The former two-time UFC light heavyweight titleholder found himself in the midst of controversy again this weekend when the Nevada State Athletic Commission decided not to grant Jones a license for his upcoming main event championship bout vs. Alexander Gustafsson at UFC 232 due to a drug-testing abnormality discovered during an analysis of the past 18 months of Jones’s test results.

According to a statement from the United States Anti-Doping Agency, an “extremely low” trace amount of a banned substance that Jones was previously sanctioned for was still present in his system, but he is not being investigated for a violation due to the amount providing “no performance enhancement.” That said, the NSAC is expected to have a hearing with Jones in January, where they will further deliberate his competitive eligibility in Nevada.

With Jones unable to obtain a license to fight in Las Vegas at T-Mobile Arena where UFC 232 was originally booked, Saturday’s event has been moved to The Forum in Inglewood, Calif. State commission executive officer Andy Foster told MMA Fighting that Jones already passed another test over the weekend and that he is “a clean athlete.”
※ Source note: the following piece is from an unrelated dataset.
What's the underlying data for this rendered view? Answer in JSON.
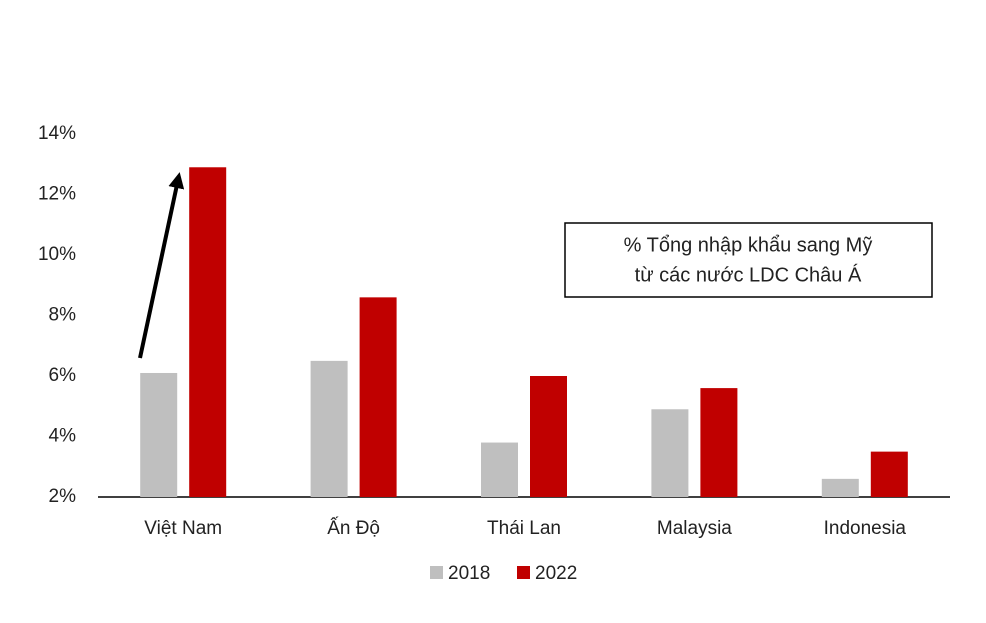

The location change has been met with much public criticism and also renewed skepticism from fans concerning Jones’s reputation. He has twice been suspended for USADA violations; first in July 2016, just days before he was scheduled to fight Daniel Cormier at UFC 200, an infraction that led to the cancellation of that bout and Jones eventually being slapped with a year-long suspension; and again in August 2017, this time after a second victory over Cormier that would subsequently be overturned to a no contest (and cause Jones’s third title win to be stricken from the records). Jones received a 15-month suspension for his second infraction.

All of this has led to Jones’s once untouchable legacy being tarnished in the eyes of many observers, and he told ESPN on Wednesday that there’s no sense in fighting it ahead of UFC 232.
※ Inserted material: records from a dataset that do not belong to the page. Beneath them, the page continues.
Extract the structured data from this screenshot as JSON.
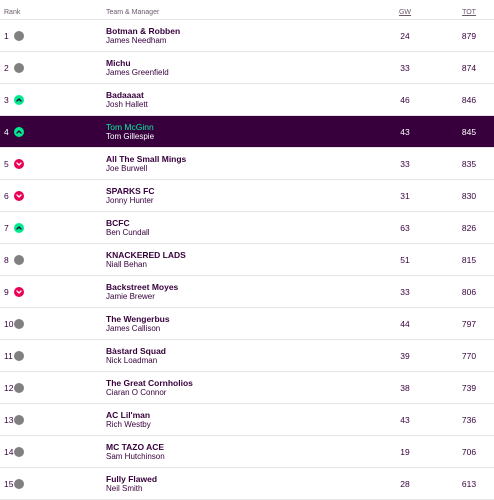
{
  "header": {
    "rank": "Rank",
    "team": "Team & Manager",
    "gw": "GW",
    "tot": "TOT"
  },
  "colors": {
    "same": "#808080",
    "up": "#01ea8e",
    "down": "#e90052",
    "highlight": "#37003c",
    "highlight_text": "#05f0a0"
  },
  "rows": [
    {
      "rank": "1",
      "movement": "same",
      "team": "Botman & Robben",
      "manager": "James Needham",
      "gw": "24",
      "tot": "879"
    },
    {
      "rank": "2",
      "movement": "same",
      "team": "Michu",
      "manager": "James Greenfield",
      "gw": "33",
      "tot": "874"
    },
    {
      "rank": "3",
      "movement": "up",
      "team": "Badaaaat",
      "manager": "Josh Hallett",
      "gw": "46",
      "tot": "846"
    },
    {
      "rank": "4",
      "movement": "up",
      "team": "Tom McGinn",
      "manager": "Tom Gillespie",
      "gw": "43",
      "tot": "845",
      "highlight": true
    },
    {
      "rank": "5",
      "movement": "down",
      "team": "All The Small Mings",
      "manager": "Joe Burwell",
      "gw": "33",
      "tot": "835"
    },
    {
      "rank": "6",
      "movement": "down",
      "team": "SPARKS FC",
      "manager": "Jonny Hunter",
      "gw": "31",
      "tot": "830"
    },
    {
      "rank": "7",
      "movement": "up",
      "team": "BCFC",
      "manager": "Ben Cundall",
      "gw": "63",
      "tot": "826"
    },
    {
      "rank": "8",
      "movement": "same",
      "team": "KNACKERED LADS",
      "manager": "Niall Behan",
      "gw": "51",
      "tot": "815"
    },
    {
      "rank": "9",
      "movement": "down",
      "team": "Backstreet Moyes",
      "manager": "Jamie Brewer",
      "gw": "33",
      "tot": "806"
    },
    {
      "rank": "10",
      "movement": "same",
      "team": "The Wengerbus",
      "manager": "James Callison",
      "gw": "44",
      "tot": "797"
    },
    {
      "rank": "11",
      "movement": "same",
      "team": "Bàstard Squad",
      "manager": "Nick Loadman",
      "gw": "39",
      "tot": "770"
    },
    {
      "rank": "12",
      "movement": "same",
      "team": "The Great Cornholios",
      "manager": "Ciaran O Connor",
      "gw": "38",
      "tot": "739"
    },
    {
      "rank": "13",
      "movement": "same",
      "team": "AC Lil'man",
      "manager": "Rich Westby",
      "gw": "43",
      "tot": "736"
    },
    {
      "rank": "14",
      "movement": "same",
      "team": "MC TAZO ACE",
      "manager": "Sam Hutchinson",
      "gw": "19",
      "tot": "706"
    },
    {
      "rank": "15",
      "movement": "same",
      "team": "Fully Flawed",
      "manager": "Neil Smith",
      "gw": "28",
      "tot": "613"
    }
  ]
}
“I think my trying to prove any type of innocence is going to be virtually impossible before the fight, because of the controversial image I have,” Jones said. “People are kind of set in what they’re going to believe. I can’t win over many minds before the fight.”

Jones, 31, has maintained that the banned substance, Turinabol, which was responsible for his second test failure and has apparently remained present in his system to trip him up in his third, came from contaminated supplements and that the amount found was so insignificant as to give him no advantage in competition.
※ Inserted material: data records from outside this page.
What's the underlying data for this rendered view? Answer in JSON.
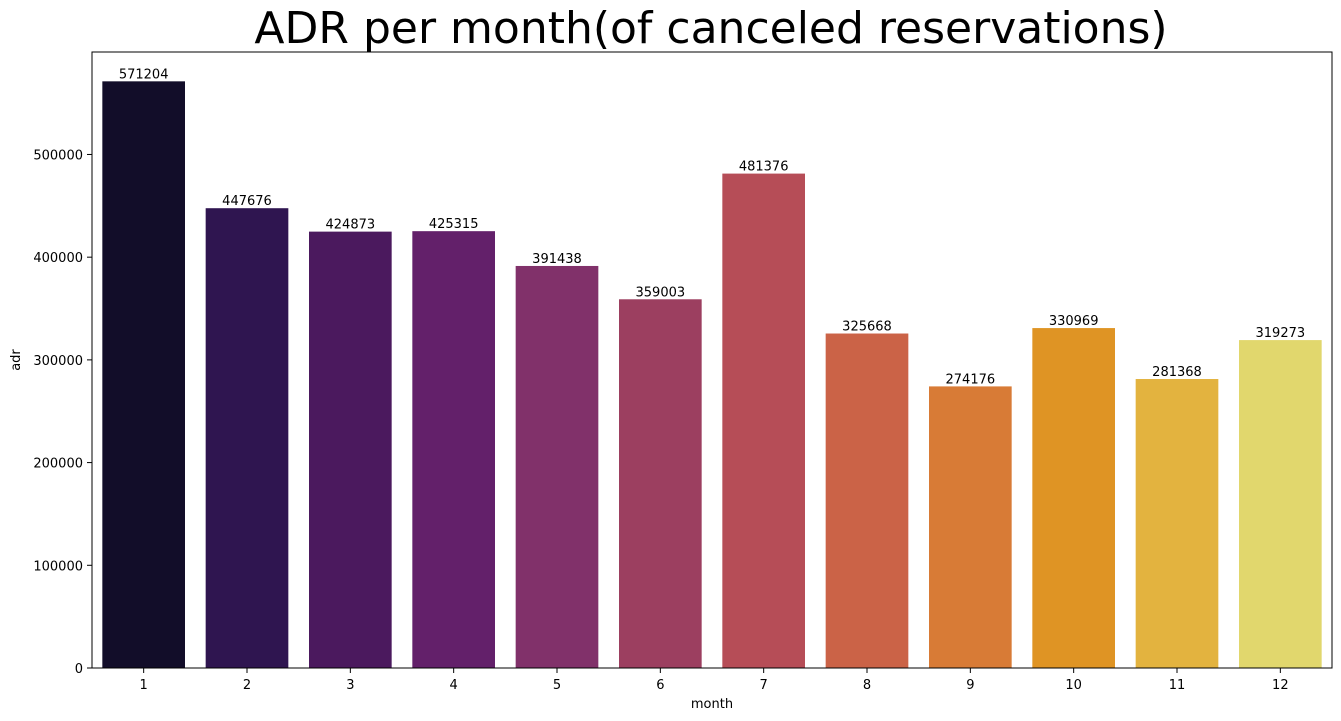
{
  "chart_data": {
    "type": "bar",
    "title": "ADR per month(of canceled reservations)",
    "xlabel": "month",
    "ylabel": "adr",
    "categories": [
      "1",
      "2",
      "3",
      "4",
      "5",
      "6",
      "7",
      "8",
      "9",
      "10",
      "11",
      "12"
    ],
    "values": [
      571204,
      447676,
      424873,
      425315,
      391438,
      359003,
      481376,
      325668,
      274176,
      330969,
      281368,
      319273
    ],
    "data_labels": [
      "571204",
      "447676",
      "424873",
      "425315",
      "391438",
      "359003",
      "481376",
      "325668",
      "274176",
      "330969",
      "281368",
      "319273"
    ],
    "colors": [
      "#120d29",
      "#2f1550",
      "#4b195e",
      "#63206a",
      "#81316a",
      "#9c3f60",
      "#b64d57",
      "#cb6347",
      "#d87b36",
      "#df9424",
      "#e3b33f",
      "#e1d76d"
    ],
    "ylim": [
      0,
      599764
    ],
    "yticks": [
      0,
      100000,
      200000,
      300000,
      400000,
      500000
    ],
    "ytick_labels": [
      "0",
      "100000",
      "200000",
      "300000",
      "400000",
      "500000"
    ],
    "grid": false,
    "legend": "none"
  }
}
Concerning the Turinabol metabolites in question, Jones is confused as to how evidence of them could be in his body so long after they were first discovered in August of last year.

“Even the scientists that found it, don’t know much about it,” Jones said. “I’m hearing reports this s--- could live in my system for seven years. I’ve learned to say, ‘You know what Jon? You know in your heart you did nothing wrong.’ If I took another polygraph test and answered the question, ‘Have you ever knowingly put this in your system?’ I could confidently say, ‘No, I never knowingly put this in my system.’ And it would be a true statement.

“I just have to surrender to people’s opinions. I gotta surrender to the ignorance our sport is surrounded by. I gotta surrender to the fact most people will never pick up a book and do homework for themselves. I gotta surrender to it all and say, ‘Listen Jon, you’ve had a controversial career. You’re fun for people to pick at. You’re fun for people to talk about. If you are part of anything that’s not positive, it’s going to be huge news.’

“I have to be 100 percent confident in knowing I didn’t do anything wrong.”

Following the news of his latest drug-test related mishap and the commotion surrounding UFC 232 being moved from Nevada to California, Jones issued a pair of statements via social media apologizing to those inconvenienced by the change.

He assured fans that “this is not a mistake I made” and referred to the incident as being “completely out of my control,” though he is vowing to help make up for the chaos that has ensued this week.

“I had to really speed up my healing on this, but I understand there are fans out there who aren’t healed and lost some serious money,” Jones told ESPN. “I’ve almost had to bury my emotions and deal with them after the fight, but I will try to make it better for the fans after the fight.”